TP53INP1 3'-UTR functions as a ceRNA in repressing the metastasis of glioma cells by regulating miRNA activity.

OBJECTIVES: To explore the effects of the competitive endogenous RNA (ceRNA) network between TP53INP1 and E-cadherin on the invasion and migration of glioma.
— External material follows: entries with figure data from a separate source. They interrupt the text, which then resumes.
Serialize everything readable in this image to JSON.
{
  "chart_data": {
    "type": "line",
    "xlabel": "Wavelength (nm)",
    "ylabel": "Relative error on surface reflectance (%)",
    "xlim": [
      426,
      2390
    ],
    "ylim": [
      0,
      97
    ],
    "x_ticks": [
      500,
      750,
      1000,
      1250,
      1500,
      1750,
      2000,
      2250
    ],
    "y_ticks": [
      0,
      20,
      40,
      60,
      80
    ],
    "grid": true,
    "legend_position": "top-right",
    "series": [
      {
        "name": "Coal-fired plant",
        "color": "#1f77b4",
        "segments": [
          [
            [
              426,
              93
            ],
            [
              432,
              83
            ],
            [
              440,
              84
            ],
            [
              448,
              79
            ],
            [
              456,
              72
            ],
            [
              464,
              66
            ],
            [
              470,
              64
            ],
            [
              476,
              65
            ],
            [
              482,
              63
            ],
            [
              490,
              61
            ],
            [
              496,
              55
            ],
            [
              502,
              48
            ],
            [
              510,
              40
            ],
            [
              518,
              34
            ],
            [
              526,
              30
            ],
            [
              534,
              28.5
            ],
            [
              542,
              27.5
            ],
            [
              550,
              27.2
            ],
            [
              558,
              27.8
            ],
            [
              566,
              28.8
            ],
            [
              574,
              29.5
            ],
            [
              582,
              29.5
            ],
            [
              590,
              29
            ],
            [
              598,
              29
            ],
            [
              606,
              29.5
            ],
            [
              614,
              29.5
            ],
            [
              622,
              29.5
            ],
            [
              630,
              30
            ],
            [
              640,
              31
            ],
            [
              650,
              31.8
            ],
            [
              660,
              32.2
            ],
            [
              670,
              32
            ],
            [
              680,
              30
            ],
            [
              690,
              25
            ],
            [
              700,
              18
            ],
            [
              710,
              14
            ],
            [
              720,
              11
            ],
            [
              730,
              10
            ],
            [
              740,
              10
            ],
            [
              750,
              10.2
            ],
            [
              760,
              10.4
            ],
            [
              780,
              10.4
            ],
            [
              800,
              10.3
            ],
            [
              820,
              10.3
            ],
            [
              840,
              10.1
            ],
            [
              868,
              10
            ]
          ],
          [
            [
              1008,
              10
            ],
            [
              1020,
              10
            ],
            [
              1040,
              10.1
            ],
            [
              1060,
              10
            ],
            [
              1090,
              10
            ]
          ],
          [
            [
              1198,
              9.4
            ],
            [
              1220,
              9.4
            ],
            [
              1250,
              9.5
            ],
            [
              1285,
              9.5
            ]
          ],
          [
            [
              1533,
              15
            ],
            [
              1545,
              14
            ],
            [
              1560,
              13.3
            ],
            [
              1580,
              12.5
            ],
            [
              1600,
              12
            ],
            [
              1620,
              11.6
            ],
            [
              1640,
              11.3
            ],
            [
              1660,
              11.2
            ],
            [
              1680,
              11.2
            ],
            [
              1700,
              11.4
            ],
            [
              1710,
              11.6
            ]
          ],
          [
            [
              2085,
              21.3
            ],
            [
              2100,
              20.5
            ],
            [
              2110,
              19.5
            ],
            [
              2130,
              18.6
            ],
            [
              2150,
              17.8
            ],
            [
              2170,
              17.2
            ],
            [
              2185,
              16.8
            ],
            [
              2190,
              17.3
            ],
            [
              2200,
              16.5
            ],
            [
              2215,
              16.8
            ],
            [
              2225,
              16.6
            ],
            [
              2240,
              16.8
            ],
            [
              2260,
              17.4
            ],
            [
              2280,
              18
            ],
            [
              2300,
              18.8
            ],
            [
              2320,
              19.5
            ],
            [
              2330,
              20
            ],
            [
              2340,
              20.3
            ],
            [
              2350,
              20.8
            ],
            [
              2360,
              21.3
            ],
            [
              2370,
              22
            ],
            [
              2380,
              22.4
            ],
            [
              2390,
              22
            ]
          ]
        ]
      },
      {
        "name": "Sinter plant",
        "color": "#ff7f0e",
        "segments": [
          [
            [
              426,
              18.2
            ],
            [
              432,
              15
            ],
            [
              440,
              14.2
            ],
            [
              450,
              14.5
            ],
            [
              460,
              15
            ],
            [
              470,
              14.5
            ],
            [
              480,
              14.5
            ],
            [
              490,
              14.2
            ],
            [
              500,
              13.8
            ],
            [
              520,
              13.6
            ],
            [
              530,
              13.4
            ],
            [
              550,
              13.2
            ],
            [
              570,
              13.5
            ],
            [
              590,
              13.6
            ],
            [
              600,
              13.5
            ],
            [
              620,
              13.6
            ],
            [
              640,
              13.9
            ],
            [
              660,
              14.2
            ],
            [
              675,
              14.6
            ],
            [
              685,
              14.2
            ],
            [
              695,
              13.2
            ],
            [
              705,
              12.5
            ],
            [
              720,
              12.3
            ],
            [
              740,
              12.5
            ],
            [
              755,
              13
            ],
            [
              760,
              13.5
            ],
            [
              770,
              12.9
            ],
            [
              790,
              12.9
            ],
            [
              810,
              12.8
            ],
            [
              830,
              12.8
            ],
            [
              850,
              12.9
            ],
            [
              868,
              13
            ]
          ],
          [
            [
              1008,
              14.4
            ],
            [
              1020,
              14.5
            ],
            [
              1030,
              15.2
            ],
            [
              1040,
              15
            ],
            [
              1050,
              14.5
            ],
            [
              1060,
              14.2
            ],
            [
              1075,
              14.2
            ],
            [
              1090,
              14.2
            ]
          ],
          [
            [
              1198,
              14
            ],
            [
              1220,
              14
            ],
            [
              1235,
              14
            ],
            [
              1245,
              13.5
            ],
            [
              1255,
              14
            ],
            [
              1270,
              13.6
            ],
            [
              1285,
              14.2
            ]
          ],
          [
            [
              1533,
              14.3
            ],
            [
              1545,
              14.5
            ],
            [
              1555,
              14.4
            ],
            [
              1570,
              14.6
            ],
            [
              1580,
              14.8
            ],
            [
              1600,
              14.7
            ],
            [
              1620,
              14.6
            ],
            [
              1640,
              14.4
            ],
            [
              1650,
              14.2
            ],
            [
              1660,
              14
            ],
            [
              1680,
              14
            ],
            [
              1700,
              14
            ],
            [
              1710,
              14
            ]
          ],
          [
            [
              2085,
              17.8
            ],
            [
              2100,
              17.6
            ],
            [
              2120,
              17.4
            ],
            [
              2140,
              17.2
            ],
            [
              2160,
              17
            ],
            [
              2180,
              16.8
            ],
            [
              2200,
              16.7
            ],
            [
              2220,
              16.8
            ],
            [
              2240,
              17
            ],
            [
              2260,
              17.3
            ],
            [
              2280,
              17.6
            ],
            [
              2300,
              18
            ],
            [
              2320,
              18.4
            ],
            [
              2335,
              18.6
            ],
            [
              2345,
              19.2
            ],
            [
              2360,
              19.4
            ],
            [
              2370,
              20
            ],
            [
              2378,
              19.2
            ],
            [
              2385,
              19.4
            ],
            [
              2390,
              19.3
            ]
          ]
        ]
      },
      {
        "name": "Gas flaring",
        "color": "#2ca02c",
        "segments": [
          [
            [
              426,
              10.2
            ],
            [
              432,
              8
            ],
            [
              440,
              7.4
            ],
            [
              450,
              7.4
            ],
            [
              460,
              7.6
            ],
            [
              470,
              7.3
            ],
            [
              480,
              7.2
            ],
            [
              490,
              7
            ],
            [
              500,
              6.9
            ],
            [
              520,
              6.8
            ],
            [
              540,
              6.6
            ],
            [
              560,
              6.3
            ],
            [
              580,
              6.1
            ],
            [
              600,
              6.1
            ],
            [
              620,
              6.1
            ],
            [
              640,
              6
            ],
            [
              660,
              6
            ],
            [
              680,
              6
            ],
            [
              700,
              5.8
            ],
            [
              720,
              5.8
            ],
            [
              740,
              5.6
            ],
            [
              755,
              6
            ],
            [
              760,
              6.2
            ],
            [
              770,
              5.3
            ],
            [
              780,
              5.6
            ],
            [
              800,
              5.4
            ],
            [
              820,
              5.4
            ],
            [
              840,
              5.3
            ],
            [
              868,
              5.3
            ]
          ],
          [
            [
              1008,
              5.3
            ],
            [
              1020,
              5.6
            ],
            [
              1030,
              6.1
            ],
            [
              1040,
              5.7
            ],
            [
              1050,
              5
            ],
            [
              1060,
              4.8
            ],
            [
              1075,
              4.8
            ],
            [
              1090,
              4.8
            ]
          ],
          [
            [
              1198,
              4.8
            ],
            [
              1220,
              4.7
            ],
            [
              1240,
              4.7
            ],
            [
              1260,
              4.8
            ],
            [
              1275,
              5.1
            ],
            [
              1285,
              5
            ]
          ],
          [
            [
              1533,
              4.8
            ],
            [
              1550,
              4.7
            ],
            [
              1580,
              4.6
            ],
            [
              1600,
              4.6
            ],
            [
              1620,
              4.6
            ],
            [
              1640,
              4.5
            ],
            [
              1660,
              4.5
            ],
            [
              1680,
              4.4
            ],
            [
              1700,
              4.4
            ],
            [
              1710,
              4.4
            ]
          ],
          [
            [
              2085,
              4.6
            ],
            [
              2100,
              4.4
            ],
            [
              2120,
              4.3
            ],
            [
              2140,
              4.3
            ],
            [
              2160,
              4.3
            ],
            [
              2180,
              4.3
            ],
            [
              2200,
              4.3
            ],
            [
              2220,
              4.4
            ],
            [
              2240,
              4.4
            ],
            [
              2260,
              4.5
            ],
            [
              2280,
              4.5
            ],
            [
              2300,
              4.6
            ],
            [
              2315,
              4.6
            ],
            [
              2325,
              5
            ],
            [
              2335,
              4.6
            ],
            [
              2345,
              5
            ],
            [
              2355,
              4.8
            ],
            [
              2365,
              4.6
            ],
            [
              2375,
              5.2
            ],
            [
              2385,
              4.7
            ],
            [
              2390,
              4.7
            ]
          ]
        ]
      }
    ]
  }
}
RESULTS: TP53INP1 and E-cadherin mRNA and protein were significantly overexpressed in normal brain tissues compared with glioma tissue specimens and correlated with the grades of glioma negatively. The expression of TP53INP1 and E-cadherin were correlated positively. Patients with higher TP53INP1 or E-cadherin expression had longer overall survival. Moreover, TP53INP1 3'-UTR inhibited glioma cell proliferation, invasion and proliferation; Furthermore, the 3'-UTRs of TP53INP1 and E-cadherin harboured seven identical miRNAs binding sites, and TP53INP1 3'-UTR could increase the expression of E-cadherin and decrease the expression of vimentin thus repressing the epithelial-mesenchymal transition (EMT). However, the coding sequence of TP53INP1 could not increase the expression of E-cadherin and the inhibitory effect on EMT of TP53INP1 3'-UTR was reversed by the siRNA against Dicer.

CONCLUSIONS: TP53INP1 3'-UTR could inhibit the EMT, thus hindering the migration and invasion of glioma via acting as a ceRNA for E-cadherin.